Understanding this when you are sitting across the table from a GP in an interview should help you understand their motivation and expectations, as well as showing that you understand the basic structures of the industry. Ultimately, familiarizing yourself with these acronyms and terms will not only help you avoid awkward moments during your interview but also demonstrate a genuine interest and commitment to pursuing a career in private equity. It shows that you have taken the initiative to learn about the industry's unique terminology and complexities, which can set you apart from other candidates.

Good luck!
 
I agree that there are many acronyms in PE but most of them are relatively easy to understand (don't require advanced math or legal expertise).
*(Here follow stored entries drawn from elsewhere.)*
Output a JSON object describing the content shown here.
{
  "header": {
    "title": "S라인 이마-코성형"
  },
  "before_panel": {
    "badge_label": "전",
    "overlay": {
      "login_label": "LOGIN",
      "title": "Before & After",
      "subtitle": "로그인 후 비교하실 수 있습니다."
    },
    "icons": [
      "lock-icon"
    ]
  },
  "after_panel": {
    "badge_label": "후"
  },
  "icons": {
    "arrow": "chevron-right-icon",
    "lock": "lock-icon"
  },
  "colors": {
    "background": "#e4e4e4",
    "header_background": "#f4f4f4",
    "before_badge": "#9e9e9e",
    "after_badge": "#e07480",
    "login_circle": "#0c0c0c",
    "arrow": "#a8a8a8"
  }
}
I took a course in Private Equity while I was at university and I remember that in some jurisdictions (EU?) there is a legal requirement for LPs to invest at least 1 or 2% of the fund size. I don't remember the exact details but I think this is a good practice because it forces LPs to have skin the game and improves the alignment of interests (GPs and LPs). Otherwise, the LPs are incentivized to take much bigger risks (good case - earn a lot of money from carry, bad case - don't earn carried interest). Some LPs have a hands-off approach (here is the money - invest it as agreed) while others can be very active (want to talk every month, request frequent updates, etc.).
 
I agree that there are many acronyms in PE but most of them are relatively easy to understand (don't require advanced math or legal expertise).
I took a course in Private Equity while I was at university and I remember that in some jurisdictions (EU?) there is a legal requirement for LPs to invest at least 1 or 2% of the fund size. I don't remember the exact details but I think this is a good practice because it forces LPs to have skin the game and improves the alignment of interests (GPs and LPs). Otherwise, the LPs are incentivized to take much bigger risks (good case - earn a lot of money from carry, bad case - don't earn carried interest). Some LPs have a hands-off approach (here is the money - invest it as agreed) while others can be very active (want to talk every month, request frequent updates, etc.).
You're quite right - the acronyms are not particularly difficult, but if you don't know them it can be hard to know what is being discussed. I have been in the industry for (many) years and still come across the odd one that has me scratching my head. I am not aware of any jurisdictions where it is a legal requirement for LPs to invest in their fund (you may be right, I just don't know) but it certainly makes sense to align GP/LP interests and many LPs will not invest unless this is the case (there are various workarounds if the GP simply doesn't have the means, such as part of their management fee being reinvested in the fund, although I always think this weakens the alignment considerably). You are quite right also about the different ways in which LPs interact with GPs and these are sometimes formalised into formal advisory committees. It is however very important that LPs shouldn't become involved in management decisions to the point where they could lose their limited partner legal and financial protections.